Deep learning-based reduced order models (DL-ROMs) have been recently proposed to overcome common limitations shared by conventional ROMs - built, e.g., exclusively through proper orthogonal decomposition (POD) - when applied to nonlinear time-dependent parametrized PDEs. In particular, POD-DL-ROMs can achieve extreme efficiency in the training stage and faster than real-time performances at testing, thanks to a prior dimensionality reduction through POD and a DL-based prediction framework.
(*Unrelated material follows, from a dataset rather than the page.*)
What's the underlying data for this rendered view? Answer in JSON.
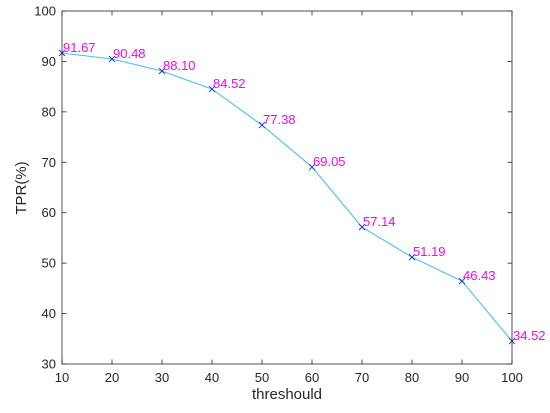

Nonetheless, they share with conventional ROMs poor performances regarding time extrapolation tasks. This work aims at taking a further step towards the use of DL algorithms for the efficient numerical approximation of parametrized PDEs by introducing the $μt$-POD-LSTM-ROM framework. This novel technique extends the POD-DL-ROM framework by adding a two-fold architecture taking advantage of long short-term memory (LSTM) cells, ultimately allowing long-term prediction of complex systems' evolution, with respect to the training window, for unseen input parameter values. Numerical results show that this recurrent architecture enables the extrapolation for time windows up to 15 times larger than the training time domain, and achieves better testing time performances with respect to the already lightning-fast POD-DL-ROMs.